A poesia de Angélica Freitas dialoga, de maneira bem-humorada, inovadora e mimética (às vezes, para divergir) com outros campos da arte, como a música (“Amélia”, de Ataulfo Alves e Mário Lago) e a literatura. Trecho de “Alcachofra”: “amélia que era a mulher de verdade/fugiu com a mulher barbada/barbaridade/foram morar num pequeno barraco/às margens do rio arroio macaco/em pedra lascada, rs//primeiro a solidão foi imensa/as duas não tinham visitas/nem televisor/passavam os dias se catando/pois tinham pegado piolho/e havia pulgas no lugar//‘somos livres’ dizia amélia/e se atirava no sofá/e suspirava/a mulher barbada também suspirava/e de tanto suspirar/já estava desesperada”. Como se trata de uma poesia quase-conto, paro aqui e deixo ao leitor as delícias de conferir as artes “desquilibrantes” da poética de Angélica Freitas — inventiva, sobretudo adiante do que transcrevi aqui. Há a perícia dos que andam sobre areia movediça e não afundam. Porque são leves.
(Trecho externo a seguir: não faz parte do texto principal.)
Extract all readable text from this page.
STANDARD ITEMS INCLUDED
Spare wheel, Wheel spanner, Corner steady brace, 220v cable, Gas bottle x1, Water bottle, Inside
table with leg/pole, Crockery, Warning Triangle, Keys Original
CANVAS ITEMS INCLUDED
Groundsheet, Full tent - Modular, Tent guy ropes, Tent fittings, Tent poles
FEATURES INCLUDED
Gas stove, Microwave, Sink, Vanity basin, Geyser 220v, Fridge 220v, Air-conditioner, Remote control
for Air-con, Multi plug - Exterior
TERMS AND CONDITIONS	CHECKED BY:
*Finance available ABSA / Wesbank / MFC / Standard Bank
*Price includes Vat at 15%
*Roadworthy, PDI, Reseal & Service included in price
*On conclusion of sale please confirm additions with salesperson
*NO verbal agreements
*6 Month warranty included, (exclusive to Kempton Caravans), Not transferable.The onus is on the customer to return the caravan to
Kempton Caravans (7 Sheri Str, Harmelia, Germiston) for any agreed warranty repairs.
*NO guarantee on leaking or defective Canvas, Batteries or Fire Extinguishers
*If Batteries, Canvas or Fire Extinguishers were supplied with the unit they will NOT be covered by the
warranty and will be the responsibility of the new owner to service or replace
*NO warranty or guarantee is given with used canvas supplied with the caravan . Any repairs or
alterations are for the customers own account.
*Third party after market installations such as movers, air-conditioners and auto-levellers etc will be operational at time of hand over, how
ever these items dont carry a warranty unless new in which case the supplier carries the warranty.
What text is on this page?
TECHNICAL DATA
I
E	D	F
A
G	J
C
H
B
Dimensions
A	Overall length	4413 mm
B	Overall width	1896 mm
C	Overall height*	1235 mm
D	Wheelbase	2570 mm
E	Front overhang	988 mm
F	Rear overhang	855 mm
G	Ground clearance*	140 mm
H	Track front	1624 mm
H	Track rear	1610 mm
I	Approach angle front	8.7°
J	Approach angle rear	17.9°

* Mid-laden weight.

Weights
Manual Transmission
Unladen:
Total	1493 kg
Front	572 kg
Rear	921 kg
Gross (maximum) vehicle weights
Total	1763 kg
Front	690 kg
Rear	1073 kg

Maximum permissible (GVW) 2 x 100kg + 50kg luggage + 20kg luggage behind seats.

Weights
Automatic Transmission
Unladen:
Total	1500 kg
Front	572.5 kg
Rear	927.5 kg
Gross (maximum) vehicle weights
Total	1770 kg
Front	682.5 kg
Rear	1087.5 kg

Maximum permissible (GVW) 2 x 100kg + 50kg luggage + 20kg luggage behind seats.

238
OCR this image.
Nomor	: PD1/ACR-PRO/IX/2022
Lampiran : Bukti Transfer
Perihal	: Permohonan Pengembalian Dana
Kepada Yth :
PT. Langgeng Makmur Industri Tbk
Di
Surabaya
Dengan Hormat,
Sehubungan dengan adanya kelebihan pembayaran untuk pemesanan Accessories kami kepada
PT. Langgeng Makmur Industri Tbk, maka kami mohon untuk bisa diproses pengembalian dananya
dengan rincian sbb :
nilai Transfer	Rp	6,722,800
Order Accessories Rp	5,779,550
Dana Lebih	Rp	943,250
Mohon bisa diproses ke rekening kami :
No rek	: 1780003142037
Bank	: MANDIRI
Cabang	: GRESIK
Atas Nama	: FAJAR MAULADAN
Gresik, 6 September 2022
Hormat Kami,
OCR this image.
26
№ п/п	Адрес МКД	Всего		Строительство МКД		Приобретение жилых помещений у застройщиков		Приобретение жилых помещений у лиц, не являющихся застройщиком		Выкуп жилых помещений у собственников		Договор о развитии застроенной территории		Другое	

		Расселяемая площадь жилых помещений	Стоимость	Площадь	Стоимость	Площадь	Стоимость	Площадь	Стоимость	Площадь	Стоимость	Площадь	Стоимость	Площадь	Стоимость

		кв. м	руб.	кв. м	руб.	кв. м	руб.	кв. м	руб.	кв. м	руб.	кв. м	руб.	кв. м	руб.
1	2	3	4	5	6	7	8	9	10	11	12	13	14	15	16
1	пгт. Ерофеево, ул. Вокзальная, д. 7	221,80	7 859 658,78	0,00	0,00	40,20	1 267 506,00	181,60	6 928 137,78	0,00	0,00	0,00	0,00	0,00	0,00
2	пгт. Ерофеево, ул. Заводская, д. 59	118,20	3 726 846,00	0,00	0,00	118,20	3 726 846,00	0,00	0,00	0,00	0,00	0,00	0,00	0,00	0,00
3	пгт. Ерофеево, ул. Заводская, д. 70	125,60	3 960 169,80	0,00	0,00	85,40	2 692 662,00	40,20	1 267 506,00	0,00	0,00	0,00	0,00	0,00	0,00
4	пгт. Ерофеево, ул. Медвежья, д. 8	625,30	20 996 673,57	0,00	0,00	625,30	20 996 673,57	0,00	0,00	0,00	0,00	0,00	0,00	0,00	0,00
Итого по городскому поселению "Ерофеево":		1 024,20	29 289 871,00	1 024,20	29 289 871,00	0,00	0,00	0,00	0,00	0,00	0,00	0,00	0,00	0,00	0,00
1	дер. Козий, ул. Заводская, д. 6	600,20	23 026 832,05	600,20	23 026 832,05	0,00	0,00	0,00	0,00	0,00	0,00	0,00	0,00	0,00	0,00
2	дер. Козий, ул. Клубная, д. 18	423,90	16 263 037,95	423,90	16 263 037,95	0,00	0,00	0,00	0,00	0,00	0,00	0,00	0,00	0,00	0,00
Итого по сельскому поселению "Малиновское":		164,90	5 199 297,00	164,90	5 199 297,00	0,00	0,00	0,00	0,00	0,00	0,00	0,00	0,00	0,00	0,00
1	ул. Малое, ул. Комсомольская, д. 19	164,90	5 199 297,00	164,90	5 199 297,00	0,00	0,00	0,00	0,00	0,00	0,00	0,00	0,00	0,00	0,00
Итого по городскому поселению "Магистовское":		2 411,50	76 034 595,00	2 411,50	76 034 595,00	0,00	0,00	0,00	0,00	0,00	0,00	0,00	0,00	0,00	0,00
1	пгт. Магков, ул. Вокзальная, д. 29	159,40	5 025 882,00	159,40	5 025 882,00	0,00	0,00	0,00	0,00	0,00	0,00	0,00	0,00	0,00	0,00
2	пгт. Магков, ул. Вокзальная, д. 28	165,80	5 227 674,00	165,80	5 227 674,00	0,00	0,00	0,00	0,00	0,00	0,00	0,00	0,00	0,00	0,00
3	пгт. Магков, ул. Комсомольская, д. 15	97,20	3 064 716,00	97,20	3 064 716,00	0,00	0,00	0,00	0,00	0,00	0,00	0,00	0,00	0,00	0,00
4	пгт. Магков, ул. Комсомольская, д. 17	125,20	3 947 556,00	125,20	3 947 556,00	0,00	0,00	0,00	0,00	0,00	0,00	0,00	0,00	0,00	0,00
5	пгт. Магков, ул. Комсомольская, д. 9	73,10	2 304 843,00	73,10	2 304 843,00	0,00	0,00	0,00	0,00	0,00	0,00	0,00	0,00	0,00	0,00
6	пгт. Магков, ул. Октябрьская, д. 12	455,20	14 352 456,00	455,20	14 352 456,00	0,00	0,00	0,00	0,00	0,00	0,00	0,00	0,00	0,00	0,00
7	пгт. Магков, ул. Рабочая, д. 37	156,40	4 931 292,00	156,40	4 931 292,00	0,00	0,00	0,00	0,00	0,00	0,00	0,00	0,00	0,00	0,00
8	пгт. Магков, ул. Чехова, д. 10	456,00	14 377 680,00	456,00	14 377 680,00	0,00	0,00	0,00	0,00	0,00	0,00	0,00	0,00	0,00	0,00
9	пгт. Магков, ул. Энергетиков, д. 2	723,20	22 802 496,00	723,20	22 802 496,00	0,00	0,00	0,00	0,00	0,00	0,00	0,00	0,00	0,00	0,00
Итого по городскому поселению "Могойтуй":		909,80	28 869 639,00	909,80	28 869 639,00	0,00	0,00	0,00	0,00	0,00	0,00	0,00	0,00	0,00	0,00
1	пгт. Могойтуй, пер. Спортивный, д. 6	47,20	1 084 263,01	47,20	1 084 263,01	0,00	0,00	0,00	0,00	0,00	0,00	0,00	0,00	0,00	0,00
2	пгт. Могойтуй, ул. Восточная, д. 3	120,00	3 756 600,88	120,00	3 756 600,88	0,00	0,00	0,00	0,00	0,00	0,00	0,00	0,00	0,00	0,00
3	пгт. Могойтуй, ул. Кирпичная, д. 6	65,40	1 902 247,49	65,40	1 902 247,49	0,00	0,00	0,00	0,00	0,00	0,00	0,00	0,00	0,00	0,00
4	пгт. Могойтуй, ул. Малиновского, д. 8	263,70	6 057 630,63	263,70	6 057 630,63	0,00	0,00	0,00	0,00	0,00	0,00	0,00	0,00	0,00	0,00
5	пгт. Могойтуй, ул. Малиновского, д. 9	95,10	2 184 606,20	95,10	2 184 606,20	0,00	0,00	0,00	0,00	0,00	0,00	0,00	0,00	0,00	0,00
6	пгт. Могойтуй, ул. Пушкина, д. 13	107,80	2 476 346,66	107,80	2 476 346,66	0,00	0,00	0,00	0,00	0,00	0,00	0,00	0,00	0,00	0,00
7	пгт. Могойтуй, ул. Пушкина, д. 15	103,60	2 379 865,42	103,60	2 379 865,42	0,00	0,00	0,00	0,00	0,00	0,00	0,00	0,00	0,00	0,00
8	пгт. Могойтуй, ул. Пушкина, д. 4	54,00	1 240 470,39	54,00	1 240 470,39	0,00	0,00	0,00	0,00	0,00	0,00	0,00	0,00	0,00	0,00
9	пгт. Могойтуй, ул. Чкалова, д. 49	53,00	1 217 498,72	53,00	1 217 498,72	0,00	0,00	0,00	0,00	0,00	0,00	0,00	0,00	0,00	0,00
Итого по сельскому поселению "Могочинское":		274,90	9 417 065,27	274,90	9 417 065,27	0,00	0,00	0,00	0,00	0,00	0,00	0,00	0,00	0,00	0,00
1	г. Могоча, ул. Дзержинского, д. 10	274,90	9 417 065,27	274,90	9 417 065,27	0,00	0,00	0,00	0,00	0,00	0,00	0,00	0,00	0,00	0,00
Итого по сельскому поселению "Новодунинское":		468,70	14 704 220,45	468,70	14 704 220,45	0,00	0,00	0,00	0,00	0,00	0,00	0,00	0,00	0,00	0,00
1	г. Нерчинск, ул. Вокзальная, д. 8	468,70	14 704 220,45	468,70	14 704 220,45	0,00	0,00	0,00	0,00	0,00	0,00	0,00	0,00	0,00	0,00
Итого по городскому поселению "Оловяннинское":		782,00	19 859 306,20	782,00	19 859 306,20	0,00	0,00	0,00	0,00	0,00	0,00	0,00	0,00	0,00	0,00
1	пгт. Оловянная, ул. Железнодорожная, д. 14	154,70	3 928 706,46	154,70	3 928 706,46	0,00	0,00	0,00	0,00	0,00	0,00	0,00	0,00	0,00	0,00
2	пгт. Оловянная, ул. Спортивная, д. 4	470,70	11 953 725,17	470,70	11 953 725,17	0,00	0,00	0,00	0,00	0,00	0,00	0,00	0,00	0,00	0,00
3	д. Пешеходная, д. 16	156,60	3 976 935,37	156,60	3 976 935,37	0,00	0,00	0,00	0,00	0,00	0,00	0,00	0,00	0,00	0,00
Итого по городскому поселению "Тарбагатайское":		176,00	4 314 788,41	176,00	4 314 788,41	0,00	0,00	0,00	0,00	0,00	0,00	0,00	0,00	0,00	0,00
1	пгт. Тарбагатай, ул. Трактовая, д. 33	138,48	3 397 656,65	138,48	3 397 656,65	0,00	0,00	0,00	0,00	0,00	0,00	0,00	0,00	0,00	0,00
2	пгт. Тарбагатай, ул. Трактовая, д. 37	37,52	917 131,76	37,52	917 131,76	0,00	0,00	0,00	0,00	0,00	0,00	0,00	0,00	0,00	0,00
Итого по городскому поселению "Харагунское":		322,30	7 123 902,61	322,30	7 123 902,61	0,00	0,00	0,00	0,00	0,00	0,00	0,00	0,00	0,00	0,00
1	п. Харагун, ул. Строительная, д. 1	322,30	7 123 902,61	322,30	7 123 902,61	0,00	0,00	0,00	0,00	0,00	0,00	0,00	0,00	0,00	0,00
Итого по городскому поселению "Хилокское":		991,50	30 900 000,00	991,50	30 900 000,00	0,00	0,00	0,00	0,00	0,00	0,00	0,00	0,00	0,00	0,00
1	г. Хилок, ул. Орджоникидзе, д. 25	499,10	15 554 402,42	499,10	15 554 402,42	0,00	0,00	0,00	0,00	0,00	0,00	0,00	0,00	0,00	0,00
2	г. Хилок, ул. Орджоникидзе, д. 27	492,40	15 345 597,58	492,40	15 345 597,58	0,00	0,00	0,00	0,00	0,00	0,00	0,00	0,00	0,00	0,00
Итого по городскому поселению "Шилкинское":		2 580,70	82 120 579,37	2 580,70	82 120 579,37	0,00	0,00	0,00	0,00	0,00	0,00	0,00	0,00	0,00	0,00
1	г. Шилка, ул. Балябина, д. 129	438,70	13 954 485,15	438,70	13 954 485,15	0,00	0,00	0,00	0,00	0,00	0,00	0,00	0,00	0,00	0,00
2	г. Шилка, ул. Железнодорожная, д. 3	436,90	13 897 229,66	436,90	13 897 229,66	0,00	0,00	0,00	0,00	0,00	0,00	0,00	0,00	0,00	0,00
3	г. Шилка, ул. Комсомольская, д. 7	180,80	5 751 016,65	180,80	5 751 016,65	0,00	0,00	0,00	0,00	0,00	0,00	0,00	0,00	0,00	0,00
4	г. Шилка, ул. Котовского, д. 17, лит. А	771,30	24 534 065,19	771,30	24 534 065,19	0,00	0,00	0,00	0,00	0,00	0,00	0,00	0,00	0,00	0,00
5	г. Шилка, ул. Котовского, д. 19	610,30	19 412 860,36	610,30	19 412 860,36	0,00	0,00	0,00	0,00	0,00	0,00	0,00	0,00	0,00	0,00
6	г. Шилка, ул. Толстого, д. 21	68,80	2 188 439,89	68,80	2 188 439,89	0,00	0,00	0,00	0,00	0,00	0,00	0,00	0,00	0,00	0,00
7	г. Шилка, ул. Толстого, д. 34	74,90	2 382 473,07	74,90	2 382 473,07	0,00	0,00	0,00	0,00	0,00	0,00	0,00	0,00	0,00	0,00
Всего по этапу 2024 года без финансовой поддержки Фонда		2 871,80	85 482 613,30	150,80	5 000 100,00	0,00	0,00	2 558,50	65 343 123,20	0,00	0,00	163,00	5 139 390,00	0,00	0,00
“Epílogo”, da mesma Angélica Freitas, menciona a escritora americana Gertrude Stein, modernista antes de alguns modernistas — a brasileira mimetiza: “gertrude stein era gertrude stein era gertrude stein”, tudo em minúsculas, como e. e. cummings —, a cantora e bailarina Josephine Baker, a escritora Djuna Barnes, Ezra Pound (citado apenas como Ezra), e a poeta envolve-se na história: “eu era alice e djuna era josephine” (Alice B. Toklas era a amante de Gertrude Stein, a amiga de Picasso e Hemingway). Não resisto a publicar o fecho — o que acho que posso fazer ao não revelar o entrecho: “lésbicas são um desperdício ele disse/você já ouviu falar em Mussolini?” Pois, com sua rara habilidade em manejar as palavras, como se fossem fios invisíveis que, tecidos, se tornam visíveis, Angélica Freitas parece nos dizer: Ezra Pound, o notável poeta, crítico e editor — copidescou tanto o Eliot do poema “Terra Devastada” quanto o Joyce do romance “Ulysses” — era fascista, adepto de Benito Mussolini, o horror o horror o horror, era, neste caso, um desperdício, não as lésbicas.

Divirto, rio e meu cérebro ativa-se com o poema “Na banheira com gertrude stein”. Angélica Freitas deveria ser “denunciada” como escravagista das palavras. A poeta faz o que quer com suas servas e usa e abusa do mundo da cultura, extraindo diamante novo de minas às vezes abandonadas. Anote: Angélica Freitas, jovem de 45 anos, é brilhantíssima. Foi e irá mais longe…

O poeta e filósofo Antônio Cícero comparece com “Onda”, que merece transcrição completa: “Conheci-o no Arpoador,/garoto versátil, gostoso,/la­drão, desencaminhador/de sonhos, ninfas e rapsodos.//Contou-me feitos e mentiras/indeslindáveis por demais:/eu todo ouvidos, tatos, vistas,/e pedras, sóis, desejos, mares.//E nos chamamos de bacanas/e prometemo-nos a vida:/Comprei-lhe um picolé de manga//e deu-me ele um beijo de língua/e mergulhei ali à flor/da onda, bêbado de amor”. O que renova a forma paradoxalmente, neste poema de delícias e subentendidos que, a rigor, são inteligíveis, é o conteúdo, o manejo delicado, ainda que sugira aspereza, das palavras. Frise-se: o conteúdo, e como é expresso, o que é forma, retira seu caráter à primeira vista formalista.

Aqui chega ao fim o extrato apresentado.